Interrogé sur d’éventuelles discussions entre les deux poids lourds en vue des primaires du Parti socialiste pour l’élection présidentielle de 2012, Claude Bartolone a répondu:

«Il y aura entente. Je suis persuadé qu’il y aura comme candidature, ou celle de Dominique Strauss-Kahn, ou celle de Martine Aubry, et que nous aurons à partir de la un candidat ou une candidate qui permettra à la gauche de gagner et au pays de retrouver un minimum d’espoir et de sortir de cette peur qui semble envahir l’ensemble de la société. [...] Nous pourrions nous orienter vers une primaire de confirmation. Il est important que le peuple français qui veut le changement donne son énergie à celui ou celle qui sera notre candidat.»

Guillaume Garot, le porte-parole de Ségolène Royal, a qualifié les propos de «tout à fait innoportuns et déplacé», et assuré que la présidente de Poitou-Charentes et Martine Aubry, qui se seraient téléphonées sur le sujet, sont «l’une et l’autre très étonnées» de ces déclarations, rapporte le Parisien. Royal avait assuré en juillet dernier qu'elle ne se présenterait pas aux primaires socialistes si Martine Aubry ou DSK décidaient de se lancer, rappelle le quotidien.

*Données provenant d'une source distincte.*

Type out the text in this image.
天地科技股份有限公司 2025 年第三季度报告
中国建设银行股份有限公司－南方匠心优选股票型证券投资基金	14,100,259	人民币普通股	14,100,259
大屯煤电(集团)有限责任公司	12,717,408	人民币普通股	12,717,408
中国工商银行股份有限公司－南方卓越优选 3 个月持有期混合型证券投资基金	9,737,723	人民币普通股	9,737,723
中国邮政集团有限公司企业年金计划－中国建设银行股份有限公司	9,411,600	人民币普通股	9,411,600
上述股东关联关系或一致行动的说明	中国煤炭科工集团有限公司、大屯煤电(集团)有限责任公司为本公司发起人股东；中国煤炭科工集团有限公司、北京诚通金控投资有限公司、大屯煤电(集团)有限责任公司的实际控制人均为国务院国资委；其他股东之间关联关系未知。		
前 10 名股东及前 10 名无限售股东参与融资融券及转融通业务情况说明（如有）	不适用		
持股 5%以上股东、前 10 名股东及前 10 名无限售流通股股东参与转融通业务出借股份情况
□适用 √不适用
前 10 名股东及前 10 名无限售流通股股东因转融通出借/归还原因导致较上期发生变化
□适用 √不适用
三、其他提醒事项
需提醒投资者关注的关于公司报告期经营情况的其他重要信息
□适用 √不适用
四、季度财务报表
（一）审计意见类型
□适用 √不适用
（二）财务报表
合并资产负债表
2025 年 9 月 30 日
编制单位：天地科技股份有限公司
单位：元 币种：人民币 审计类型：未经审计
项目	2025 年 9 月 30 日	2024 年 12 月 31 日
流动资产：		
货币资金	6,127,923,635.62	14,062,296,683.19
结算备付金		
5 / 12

Manuel Valls, candidat déclaré aux primaires, ne semble pas non plus avoir apprécié la sortie, et a estimé que «des vents contraires semblent souffler sur la logique initiale des primaires à gauche. ‘Primaires de confirmation' ne doit pas rimer avec ‘primaires de confiscation'.» Le député-maire d’Evry a demandé à la première secrétaire de clarifier la situation et le calendrier, comme le rapporte le Figaro.

Dans une interview à Sud Ouest parue samedi 25 septembre, Martine Aubry a tenu à tempérer les propos de Bartolone, en se gardant de se prononcer sur sa propre candidature:

«Nous avons défini une méthode, les primaires : c'est un formidable signe de confiance aux Français pour qu'ils choisissent avec nous notre candidat. Nous les organiserons de manière exemplaire et transparente.»